L’article de Tariq Ramadan qui a mis le feu aux poudres en citant nommément un certain nombre d’intellectuels juifs était sans aucun doute condamnable. Au vu de la charge légitimement passionnelle de ces questions, cela ne pouvait que jeter la suspicion sur son auteur, et faire diversion par rapport aux questions fondamentales qu’il soulevait concernant la position politique des uns et des autres sur la question palestinienne ou bien la manière de résister aux dérives communautaires en France à partir d’une confessionalisation de ce conflit. Cela dit, l’indignation exprimée par Bernard-Henri Lévy ou Alain Finkielkraut n’est pas dénuée d’hypocrisie. Dès lors qu’ils acceptent d’intervenir dans des initiatives communautaires en tant qu’intellectuels juifs
– ce qui m’est également arrivé une fois –, ils sont mal placés pour considérer cette qualification comme une insulte.

Sur le fond, il y a bien sûr matière à discussion avec les positions soutenues par Tariq Ramadan. Mais il n’y a pas lieu de se laisser entraîner dans une discussion théologique sur la loi coranique, pas plus d’ailleurs qu’il n’y aurait matière, dans le cadre du forum, à discuter avec des militants catholiques sur l’interprétation de l’Immaculée Conception.
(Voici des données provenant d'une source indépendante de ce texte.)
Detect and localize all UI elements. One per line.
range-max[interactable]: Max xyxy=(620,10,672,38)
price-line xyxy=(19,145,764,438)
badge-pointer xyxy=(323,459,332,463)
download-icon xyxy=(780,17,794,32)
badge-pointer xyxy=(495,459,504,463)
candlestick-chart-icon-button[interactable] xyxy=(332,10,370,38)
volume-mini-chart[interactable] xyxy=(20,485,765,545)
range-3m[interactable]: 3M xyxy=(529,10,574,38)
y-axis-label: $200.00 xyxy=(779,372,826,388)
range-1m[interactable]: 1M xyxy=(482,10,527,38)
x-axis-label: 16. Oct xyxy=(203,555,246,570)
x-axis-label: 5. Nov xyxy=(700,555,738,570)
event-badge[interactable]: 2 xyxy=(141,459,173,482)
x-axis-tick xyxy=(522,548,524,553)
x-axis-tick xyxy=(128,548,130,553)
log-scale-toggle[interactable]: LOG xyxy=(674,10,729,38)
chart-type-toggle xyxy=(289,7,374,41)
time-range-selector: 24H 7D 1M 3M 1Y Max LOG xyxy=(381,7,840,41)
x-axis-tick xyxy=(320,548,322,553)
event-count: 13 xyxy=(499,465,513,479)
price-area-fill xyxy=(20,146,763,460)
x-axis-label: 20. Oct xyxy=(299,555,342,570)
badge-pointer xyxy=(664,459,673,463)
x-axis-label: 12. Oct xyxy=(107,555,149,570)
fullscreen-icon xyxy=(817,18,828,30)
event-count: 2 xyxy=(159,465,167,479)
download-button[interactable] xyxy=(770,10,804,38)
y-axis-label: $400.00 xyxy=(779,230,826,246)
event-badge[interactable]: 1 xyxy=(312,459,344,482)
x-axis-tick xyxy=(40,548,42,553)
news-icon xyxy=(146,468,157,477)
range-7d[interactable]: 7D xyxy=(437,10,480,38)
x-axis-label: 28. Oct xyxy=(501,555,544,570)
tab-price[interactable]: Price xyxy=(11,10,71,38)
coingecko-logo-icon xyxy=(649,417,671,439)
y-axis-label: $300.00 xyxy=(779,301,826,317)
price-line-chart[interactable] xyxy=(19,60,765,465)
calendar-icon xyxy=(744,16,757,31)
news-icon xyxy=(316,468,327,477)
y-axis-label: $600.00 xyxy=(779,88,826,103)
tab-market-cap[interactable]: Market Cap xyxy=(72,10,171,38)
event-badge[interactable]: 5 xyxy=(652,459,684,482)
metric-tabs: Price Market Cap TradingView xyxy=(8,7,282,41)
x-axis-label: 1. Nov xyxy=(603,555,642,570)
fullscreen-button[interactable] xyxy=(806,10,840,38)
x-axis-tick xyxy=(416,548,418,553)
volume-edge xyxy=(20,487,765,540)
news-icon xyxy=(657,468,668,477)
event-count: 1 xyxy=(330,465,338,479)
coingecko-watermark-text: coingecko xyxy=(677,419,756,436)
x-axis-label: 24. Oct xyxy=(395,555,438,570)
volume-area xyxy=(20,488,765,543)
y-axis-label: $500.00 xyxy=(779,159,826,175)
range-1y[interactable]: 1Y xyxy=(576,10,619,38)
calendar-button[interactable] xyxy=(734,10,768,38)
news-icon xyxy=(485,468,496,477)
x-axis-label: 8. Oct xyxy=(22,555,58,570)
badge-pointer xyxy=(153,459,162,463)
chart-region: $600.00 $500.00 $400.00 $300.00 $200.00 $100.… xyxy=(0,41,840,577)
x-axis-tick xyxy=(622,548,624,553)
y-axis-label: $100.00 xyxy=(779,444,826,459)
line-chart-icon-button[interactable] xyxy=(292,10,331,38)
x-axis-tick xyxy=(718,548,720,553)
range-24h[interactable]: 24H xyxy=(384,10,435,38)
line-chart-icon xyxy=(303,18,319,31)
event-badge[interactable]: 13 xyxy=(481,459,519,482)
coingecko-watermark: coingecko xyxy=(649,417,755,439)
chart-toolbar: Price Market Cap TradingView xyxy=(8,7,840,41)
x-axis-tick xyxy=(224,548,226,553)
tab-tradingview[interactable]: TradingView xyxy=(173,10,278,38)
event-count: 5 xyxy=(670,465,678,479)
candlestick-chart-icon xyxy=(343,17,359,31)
Le cœur du litige porte sur la conception qu’ont les uns et les autres du partage entre l’espace public et la sphère privée. L’espace public en France est le résultat d’une longue évolution et il ne serait pas admissible par exemple, sous prétexte de différence culturelle, de légaliser la polygamie ou l’excision. Nous considérons comme un acquis le fait que les pratiques religieuses aient été renvoyées à la sphère privée. C’est la question qu’il faut tirer au clair dans le débat avec Tariq Ramadan. Est-ce que la pratique de l’islam qu’il revendique peut se soumettre à cette conception laïque de l’espace public ? Il en va notamment de la cohérence d’un combat pour l’égalité entre hommes et femmes, comme du respect des droits acquis par les femmes au terme de décennies de lutte.

Au-delà, le problème porte sur le projet de société des uns et des autres. Celui de Tariq Ramadan n’est assurément pas le nôtre.